Anna Kalinskaya has been playing Grand Slam tennis since 2018, but had never been past the second round at any of the four majors.

The 25-year-old world No.75 kept powering through the draw by outplaying 26th seed Jasmine Paolini 6-4 6-2 at the venue where she won the girls’ doubles title in 2016.

She will go up against 12th seed Zheng Qinwen, who thrashed Frenchwoman Oceane Dodin 6-0 6-3 in the RLA night session to make it back-to-back quarterfinals at the majors.

The two highest-ranked players in the bottom half of the men’s draw – Carlos Alcaraz and Daniil Medvedev – remain on a collision course.

Alcaraz continued to make up for missing last year’s AO through injury by crushing Serbia’s Miomir Kecmanovic 6-4 6-4 6-0 to move into his first quarterfinal at Melbourne Park.

The Spaniard will have to get past big-serving German Alexander Zverev in the last eight after the sixth seed won his second deciding tiebreak of the tournament, this time against British No.1 Cameron Norrie.

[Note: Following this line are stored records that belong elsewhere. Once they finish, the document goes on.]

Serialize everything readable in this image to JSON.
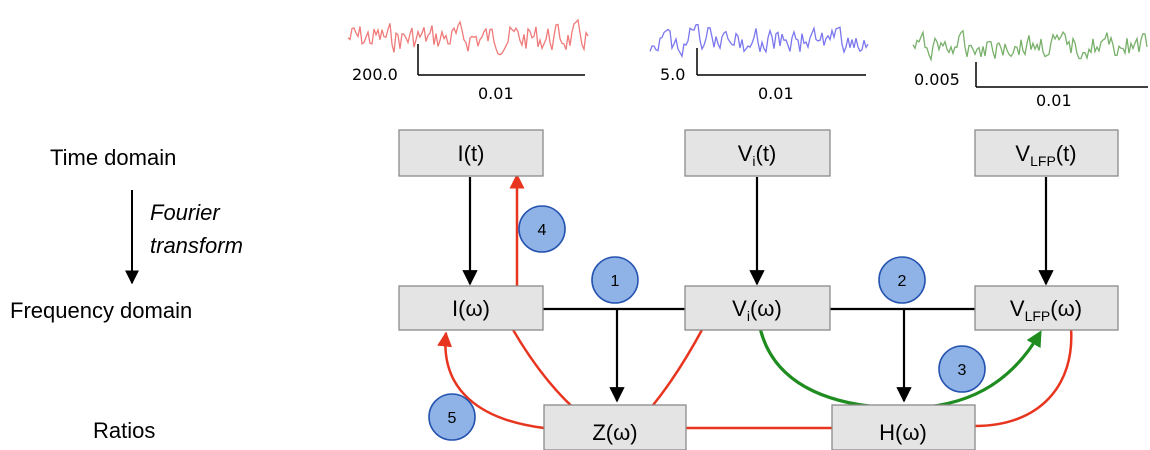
{
  "row_labels": {
    "time_domain": "Time domain",
    "fourier_line1": "Fourier",
    "fourier_line2": "transform",
    "frequency_domain": "Frequency domain",
    "ratios": "Ratios"
  },
  "boxes": {
    "I_t": {
      "main": "I(t)"
    },
    "Vi_t": {
      "main": "V",
      "sub": "i",
      "tail": "(t)"
    },
    "VLFP_t": {
      "main": "V",
      "sub": "LFP",
      "tail": "(t)"
    },
    "I_w": {
      "main": "I(ω)"
    },
    "Vi_w": {
      "main": "V",
      "sub": "i",
      "tail": "(ω)"
    },
    "VLFP_w": {
      "main": "V",
      "sub": "LFP",
      "tail": "(ω)"
    },
    "Z_w": {
      "main": "Z(ω)"
    },
    "H_w": {
      "main": "H(ω)"
    }
  },
  "badges": [
    "1",
    "2",
    "3",
    "4",
    "5"
  ],
  "traces": [
    {
      "color": "#f07a7a",
      "scale_y": "200.0",
      "scale_x": "0.01"
    },
    {
      "color": "#7b77ee",
      "scale_y": "5.0",
      "scale_x": "0.01"
    },
    {
      "color": "#78b06a",
      "scale_y": "0.005",
      "scale_x": "0.01"
    }
  ],
  "colors": {
    "red_arrow": "#e8351f",
    "green_arrow": "#1f8c1f",
    "black": "#000000",
    "badge_fill": "#8fb3e6"
  }
}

Norrie beat Casper Ruud in his previous match and looked like he might make it two big wins in a row when he forced a decider, only for Zverev to produce the better tennis over the closing moments to win 7-5 3-6 6-3 4-6 7-6[10-3].

Despite Medvedev missing match points for a straight-sets win over Portuguese No.1 Nuno Borges, the world No.3 quickly got things back on track to come through his fourth round match 6-3 7-6(4) 5-7 6-1. Afterwards, in one of the most unusual AO on-court interviews ever seen, the 27-year-old gave Jim Courier a return of serve masterclass.

One wonders whether Hubert Hurkacz will find time to watch that post-match debrief, as he’s the next man set to try to get the better of the 2021 US Open champion.

Hurkacz ended the run of French wildcard Arthur Cazaux 7-6(6) 7-6(3) 6-4 to become the first Polish man to reach the last eight in Melbourne.